The students deserve an “A” for effort and civic participation. Everyone can agree that the Newark’s school system needs to improve, even with recent gains. But if they did more homework about the issues affecting school quality in Newark, they might redirect their protest.
One might guess that a lack of funding accounts for the school district’s struggles. But the state and city have reported spending at least $17,000 each year for every pupil enrolled in Newark’s schools, and some studies suggest that total underestimates certain costs by as much as one-third, omitting capital expenditures and other costs. That price tag should purchase students a high-quality education.
If it’s not a lack of money, how can we improve school quality in Newark?
The recently re-appointed superintendent Anderson, for example, has proposed expanding the number of public charter schools operating in the city.
This has drawn sharp opposition from New Jersey Communities United, the group that organized the protest at the superintendent’s office. The group’s website explains that New Jersey Communities United opposes “efforts to funnel tax dollars into private and charter schools” which would “break public education” and “doom our young people to dismal futures.”

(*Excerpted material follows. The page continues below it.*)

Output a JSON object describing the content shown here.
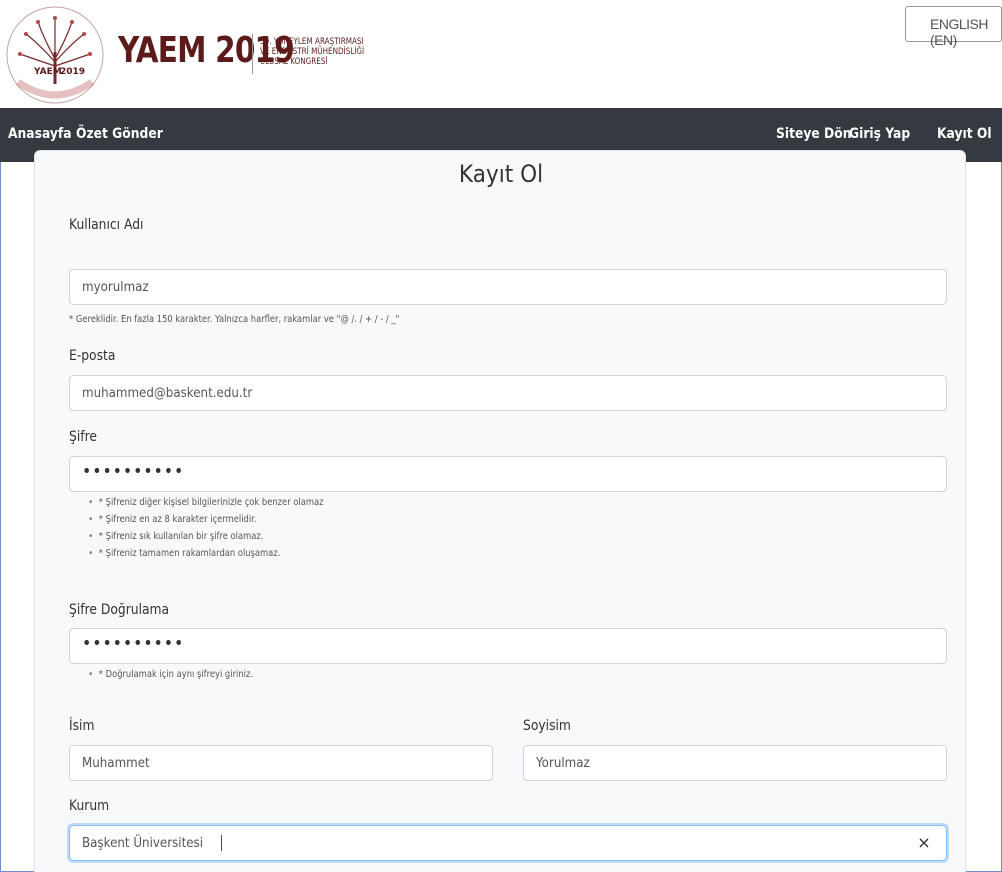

Would allowing more charter schools in Newark threaten kids’ futures? Not if steps are taken to ensure that the seats they offer are high-quality alternatives.
And the charter school experience nationally indicates that the best way to accomplish this is to bolster the quality of charter school oversight using proven strategies.
Research by Stanford University’s Center for Research on Education Outcomes shows that charter schools accountable to the most effective authorities wielding a staunch focus on quality have resulted in powerful student outcomes.
New York City and Washington, D.C., jurisdictions widely recognized for having the nation’s strongest charter oversight authorities, demonstrate what Newark and other New Jersey school districts can gain from the right policy changes.
Students in Washington, D.C., charters demonstrated an extra 72 days and 101 days of learning in reading and math, respectively, over a single school year, compared with students in their traditional neighborhood schools. New York City’s charter school students gained an average of one month of learning in reading and five months in math.
Several pending proposals in the legislature would change the ways charters are approved and by whom. Bills by state Sen. Teresa Ruiz (D-Newark) and state Assemblyman Jay Webber (R-Parsippany) propose some limited improvements in the current state system for charter oversight. Each would establish new, independent charter authorizers, but weakened by overlaps of authority that seem destined to allow politics to creep into education decisions.
House Education Committee Chair Patrick Diegnan (D-South Plainfield) has a proposal that would require charter school applicants to navigate around veto power by local school districts — an arrangement comparable to giving McDonald’s a veto over allowing a Burger King to move in across the street.
Evidence from New Jersey suggests that charter schools already offer a positive learning environment. State test scores in November showed that students attending charter schools in the state increased their proficiency rates for the fifth year in a row, while narrowing the achievement gap between minority students and their peers. In comparisons, test scores at New Jersey’s public school system as a whole were flat, showing no improvement.
Why would groups like New Jersey Communities United oppose plans to offer more choice to families in Newark and across the state?
A review of Department of Labor disclosure reports indicates that New Jersey Communities United received $70,000 from the AFL-CIO, the federation of the nation’s labor unions. Teachers unions have long opposed efforts to open charter schools, which create pressure on traditional public schools and their employees to improve their performance or risk losing students and funding to better schools.
The Newark students protesting in the superintendent’s office deserve credit for becoming engaged. But learning from the experiences of other cities might lead them to redirect their energies.